Although he hadn’t become the minister he’d trained to be at the seminary, a missionary’s zeal burned within and led him to the school. How and why, Lord only knew. But the detail he detested most was upon him, beginning with an exhaustive train trip all the way to New York City, then an automobile journey to the center of Long Island, and finally the sessions with Miss Deal.

(1927) – It had been such a long ride. Will dusted off his rumpled suit jacket, wondering how it had gotten so dirty on the train. From the seats he concluded. The railway people seldom bothered to put forth any effort and clean the colored section, and Will made the mistake of sitting on the jacket just as the train entered North Carolina. He damned his carelessness, then found calm, knowing the situation demanded addressing before the day’s session with Miss Deal.
A quick stopover at his cousin’s place? He could get the jacket– and himself– cleaned up there. A visit at Marietta’s was rarely quick though. She’d just moved to New York a few years before, and though she’d never let loose an admission, was sick for home. When Will visited last, she peppered him with silly questions about Georgia, as if it had been a century since she’d seen her homeland.
“Yes Marietta,” Will had answered over and over, before having to recount the details of the memories still warm in her mind — the sweetest of peaches, the reddest red clay, and the aroma of old ladies’ kitchens that filled the streets. However, to trump any notion of happy times down South, Marietta offered litanies about the wonders of Harlem’s people, its businessmen, a dignified high society set, earnest working people, and all the handsome bachelors who’d come back from the Great War ready for something entirely new. Even the criminals ofHarlemwere different she’d maintained. Happy-go-lucky they were, not at all malicious or filled with pure evil and hatred like their daring and foolish Southern brothers.
“It’s a whole ‘nother world Will,” she’d said before tsk-tsking his decision to stay down South and take the position to head a colored high school. “What possessed you?” she had asked, answering herself with a favorite refrain: “Lord only knows.”

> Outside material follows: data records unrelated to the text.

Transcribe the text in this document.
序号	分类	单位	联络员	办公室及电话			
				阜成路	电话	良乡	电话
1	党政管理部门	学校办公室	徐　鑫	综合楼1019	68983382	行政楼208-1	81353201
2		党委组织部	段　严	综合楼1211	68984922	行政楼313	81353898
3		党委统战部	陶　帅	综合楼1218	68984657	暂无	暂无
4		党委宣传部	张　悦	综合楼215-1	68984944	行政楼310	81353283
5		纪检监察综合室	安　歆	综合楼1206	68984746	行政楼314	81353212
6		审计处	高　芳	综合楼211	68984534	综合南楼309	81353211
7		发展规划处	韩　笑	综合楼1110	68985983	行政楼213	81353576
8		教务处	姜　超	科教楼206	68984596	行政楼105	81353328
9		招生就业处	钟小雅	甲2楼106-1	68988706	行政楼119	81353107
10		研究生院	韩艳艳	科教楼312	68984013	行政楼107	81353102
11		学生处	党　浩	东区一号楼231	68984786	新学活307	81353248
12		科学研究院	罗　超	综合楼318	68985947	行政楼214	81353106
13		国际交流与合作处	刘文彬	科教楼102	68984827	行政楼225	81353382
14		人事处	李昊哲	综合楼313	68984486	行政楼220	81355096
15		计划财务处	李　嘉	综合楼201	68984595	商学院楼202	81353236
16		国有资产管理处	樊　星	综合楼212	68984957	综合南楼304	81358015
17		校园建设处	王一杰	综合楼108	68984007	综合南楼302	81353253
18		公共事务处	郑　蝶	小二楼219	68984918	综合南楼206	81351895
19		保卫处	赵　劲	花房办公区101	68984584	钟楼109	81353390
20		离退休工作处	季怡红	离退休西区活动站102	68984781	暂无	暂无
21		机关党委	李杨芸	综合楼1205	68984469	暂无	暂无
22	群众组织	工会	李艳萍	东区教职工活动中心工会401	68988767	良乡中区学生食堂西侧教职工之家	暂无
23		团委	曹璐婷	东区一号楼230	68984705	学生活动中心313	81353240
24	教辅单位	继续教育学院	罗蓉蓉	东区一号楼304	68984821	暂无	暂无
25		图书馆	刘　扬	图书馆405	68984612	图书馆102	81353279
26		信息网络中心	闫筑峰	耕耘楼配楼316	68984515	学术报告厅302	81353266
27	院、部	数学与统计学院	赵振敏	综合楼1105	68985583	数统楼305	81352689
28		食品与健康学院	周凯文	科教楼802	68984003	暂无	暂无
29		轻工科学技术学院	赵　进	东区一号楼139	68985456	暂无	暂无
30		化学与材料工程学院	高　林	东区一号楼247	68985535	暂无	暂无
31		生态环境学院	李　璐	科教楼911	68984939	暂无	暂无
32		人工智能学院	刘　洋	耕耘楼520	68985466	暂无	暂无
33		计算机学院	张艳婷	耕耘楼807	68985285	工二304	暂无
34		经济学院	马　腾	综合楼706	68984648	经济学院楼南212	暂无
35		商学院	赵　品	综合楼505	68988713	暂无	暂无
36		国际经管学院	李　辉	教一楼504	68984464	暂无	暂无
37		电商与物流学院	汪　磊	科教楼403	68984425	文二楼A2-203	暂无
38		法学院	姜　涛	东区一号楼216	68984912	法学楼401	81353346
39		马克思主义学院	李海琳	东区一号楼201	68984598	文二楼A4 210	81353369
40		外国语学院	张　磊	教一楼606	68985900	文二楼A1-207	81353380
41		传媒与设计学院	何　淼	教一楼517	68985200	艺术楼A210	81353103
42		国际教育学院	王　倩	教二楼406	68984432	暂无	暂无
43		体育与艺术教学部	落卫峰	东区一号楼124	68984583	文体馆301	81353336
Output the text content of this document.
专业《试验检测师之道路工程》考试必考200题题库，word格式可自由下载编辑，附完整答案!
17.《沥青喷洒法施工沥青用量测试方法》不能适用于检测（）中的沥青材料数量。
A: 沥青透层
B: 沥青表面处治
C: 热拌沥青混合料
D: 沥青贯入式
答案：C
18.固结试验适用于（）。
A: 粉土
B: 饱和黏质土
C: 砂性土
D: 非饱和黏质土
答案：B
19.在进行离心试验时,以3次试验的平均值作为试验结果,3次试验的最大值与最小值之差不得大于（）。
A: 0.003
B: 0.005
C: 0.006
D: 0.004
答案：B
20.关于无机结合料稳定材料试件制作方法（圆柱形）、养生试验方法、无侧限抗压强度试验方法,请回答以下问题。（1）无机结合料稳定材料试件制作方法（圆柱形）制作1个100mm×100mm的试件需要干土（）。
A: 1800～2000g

Exactly Will thought. Although he hadn’t become the minister he’d trained to be at the seminary, a missionary’s zeal burned within and led him to the school. How and why, Lord only knew. But the detail he detested most was upon him, beginning with an exhaustive train trip all the way to New York City, then an automobile journey to the center of the long island extending from the city, and finally the sessions with Miss Deal. The first time had been such an adventure. The glimpses of the soaring skylines in the northern cities, the purposeful bustle of people with white faces so different that those in the South; some with darker hued complexions, different shaped features. But the yearly routine had grown wearisome. Will reached for the last of his headache powders to prepare himself for the day’s work ahead.